Claimant's Testimony
Claimant testified that she wanted to receive treatment from a pain management clinic and an order for future medical treatment, including surgery, imaging, and medications.
Medical Opinions
Based on his examination of December 24, 2003 Dr. Randolph concluded that Ms. White had reached maximum medical improvement, advised her to complete her current medications and to continue the exercises which she learned in therapy, lifted all restrictions, and discharged her from his care. (Joint Exhibit LL-1, Pages 13-15) Dr. Randolph explained that employee's condition had plateaued, that appropriate workup and treatment had been rendered, and that it was not likely that there would be a significant change in outcome or clinical status with additional evaluation or treatment for the workrelated injuries. (Joint Exhibit LL-1, Pages 19-20) Dr. Randolph opined that claimant did not require any additional trigger point injections. (Joint Exhibit LL-1, Pages 26-27)
On May 6, 2004 Dr. Gocio opined that claimant should have recovered from her cervicothoracic strain as a result of the treatment provided by Drs. Byler, Randolph, and Musich. During his physical examination she resisted movement in all extremes in her neck. Dr. Gocio again opined that there was no indication of myelopathy or radiculopathy. He opined that she sustained a cervicothoracic strain which should have resolved with the treatment rendered by Drs. Byler, Randolph and Musich. He noted that her symptomatology far outweighed any objective findings in her condition. Dr. Gocio opined that claimant had a strong functional overlay; he recommended against narcotic pain mediation. (Claimant's Exhibit W \& Employer/Insurer's Exhibit 3)
Additional Findings
The only physician who recommended additional treatment for claimant is Dr. Gina Smith. On July 12, 2005 she recommended that claimant be treated at a pain clinic. She did not, however, opine that such treatment was for claimant's work-related injuries. No other physician opined that claimant requires any additional or future medical care to cure and relieve her work-related medical conditions.
The claimant has the burden of proving that any additional or future medical care which she seeks is causally connected to the work-related injury and that is reasonable and necessary to cure and relieve the work-related conditions. Though Dr. Gina Smith recommended treatment at a pain clinic, she did not opine that such treatment would be causally connected to employee's work-related injuries (i.e. a cervicothoracic strain, bilateral shoulder strains, and a mild, low back strain) and that it was reasonable and necessary to cure and relieve her from those work-related injuries.
Based on the uncontradicted opinions of Drs. Randolph and Gocio, I find that claimant does not require any additional or future medical treatment for her work-related injuries. Claimant's preexisting degenerative disk disease in her cervical and lumbar spine and her spinal cyst may or may not be the cause for any additional or future medical treatment.
TEMPORARY TOTAL DISABILITY
Employee is seeking temporary total disability compensation for the period from December 10, 2003 through the date of the hearing.

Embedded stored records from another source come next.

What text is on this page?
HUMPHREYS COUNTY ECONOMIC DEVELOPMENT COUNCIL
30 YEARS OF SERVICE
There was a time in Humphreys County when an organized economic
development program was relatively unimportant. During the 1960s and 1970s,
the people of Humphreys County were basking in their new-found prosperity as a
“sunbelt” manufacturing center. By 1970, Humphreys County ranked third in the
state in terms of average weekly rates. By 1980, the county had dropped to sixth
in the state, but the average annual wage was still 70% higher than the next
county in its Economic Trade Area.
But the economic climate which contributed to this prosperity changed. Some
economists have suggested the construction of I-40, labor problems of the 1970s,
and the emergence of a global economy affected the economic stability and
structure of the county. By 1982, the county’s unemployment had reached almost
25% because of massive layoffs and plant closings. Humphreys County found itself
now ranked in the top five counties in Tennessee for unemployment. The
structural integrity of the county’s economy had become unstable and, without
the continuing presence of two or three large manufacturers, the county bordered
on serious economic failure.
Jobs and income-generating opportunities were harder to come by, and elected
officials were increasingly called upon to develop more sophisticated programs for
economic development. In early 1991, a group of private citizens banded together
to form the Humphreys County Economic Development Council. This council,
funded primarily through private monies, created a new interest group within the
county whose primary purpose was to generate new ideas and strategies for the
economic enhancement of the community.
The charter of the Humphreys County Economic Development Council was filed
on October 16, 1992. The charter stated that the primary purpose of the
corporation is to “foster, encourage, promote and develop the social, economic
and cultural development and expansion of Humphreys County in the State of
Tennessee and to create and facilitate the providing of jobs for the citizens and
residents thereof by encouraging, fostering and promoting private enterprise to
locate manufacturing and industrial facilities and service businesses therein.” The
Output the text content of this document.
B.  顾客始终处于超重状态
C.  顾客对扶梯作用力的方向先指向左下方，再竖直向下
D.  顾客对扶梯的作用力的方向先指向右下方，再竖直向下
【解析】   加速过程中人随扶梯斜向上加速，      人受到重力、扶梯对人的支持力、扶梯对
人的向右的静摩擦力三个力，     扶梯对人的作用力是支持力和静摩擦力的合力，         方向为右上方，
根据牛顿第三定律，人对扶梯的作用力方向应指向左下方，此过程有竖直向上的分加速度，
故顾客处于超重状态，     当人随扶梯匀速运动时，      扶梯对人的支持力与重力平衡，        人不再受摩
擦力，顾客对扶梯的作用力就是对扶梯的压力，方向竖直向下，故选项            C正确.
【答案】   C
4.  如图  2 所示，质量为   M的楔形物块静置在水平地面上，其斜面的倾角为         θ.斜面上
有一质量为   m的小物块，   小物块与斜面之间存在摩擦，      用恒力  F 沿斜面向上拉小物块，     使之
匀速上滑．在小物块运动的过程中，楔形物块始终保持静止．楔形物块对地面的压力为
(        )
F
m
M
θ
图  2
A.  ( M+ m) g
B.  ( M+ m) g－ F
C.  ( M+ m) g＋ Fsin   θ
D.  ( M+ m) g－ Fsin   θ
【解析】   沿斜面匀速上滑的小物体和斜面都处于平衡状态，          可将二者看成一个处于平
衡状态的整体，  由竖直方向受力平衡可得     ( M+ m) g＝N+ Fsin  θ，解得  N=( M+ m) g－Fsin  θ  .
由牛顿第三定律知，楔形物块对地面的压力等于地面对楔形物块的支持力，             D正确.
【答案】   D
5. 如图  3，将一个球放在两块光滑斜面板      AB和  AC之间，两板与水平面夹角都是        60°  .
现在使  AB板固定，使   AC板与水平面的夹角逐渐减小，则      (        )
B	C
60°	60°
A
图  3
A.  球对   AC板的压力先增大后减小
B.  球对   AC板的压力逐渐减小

Section 287.170 Mo. Rev. Stat. (2000) provides that an injured employee is entitled to be paid compensation during the continuance of temporary total disability up to a maximum of 400 weeks. Total disability is defined in Section 287.020.7 as the "inability to return to any employment and not merely ... [the] inability to return to the employment in which the employee was engaged at the time of the accident." Compensation is payable until the employee is able to find any reasonable or normal employment or until his medical condition has reached the point where further improvement is not anticipated. Vinson v. Curators of Un. of Missouri, 822 S.W.2d 504 (Mo. App. 1991); Phelps vs. Jeff Wolk Const. Co., 803 S.W.2d 641, 645 (Mo. App. 1991); Williams v. Pillsbury Co., 694 S.W.2d 488 (Mo. App. 1985).
With respect to possible employment, the test is "whether any employer, in the usual course of business, would reasonably be expected to employ the claimant in his present physical condition." Brookman v. Henry Transp., 924 S.W.2d 286, 290 (Mo. App. 1996). The refusal of an employer to allow an employee, who has been released by thetreating physician to return to light duty work, to return to such work is some evidence that the employee could not find any reasonable or normal employment. Herring v. Yellow Freight System, Inc., 914 S.W.2d 816, 821 (Mo. App. 1995). However, an employer is not required to either provide light duty or pay temporary total disability compensation solely because the employee is still receiving medical treatment for a condition which is reasonably expected to improve. Cooper v. Medical Center of Independence, 955 S.W.2d 570, 575 (Mo. App. 1997).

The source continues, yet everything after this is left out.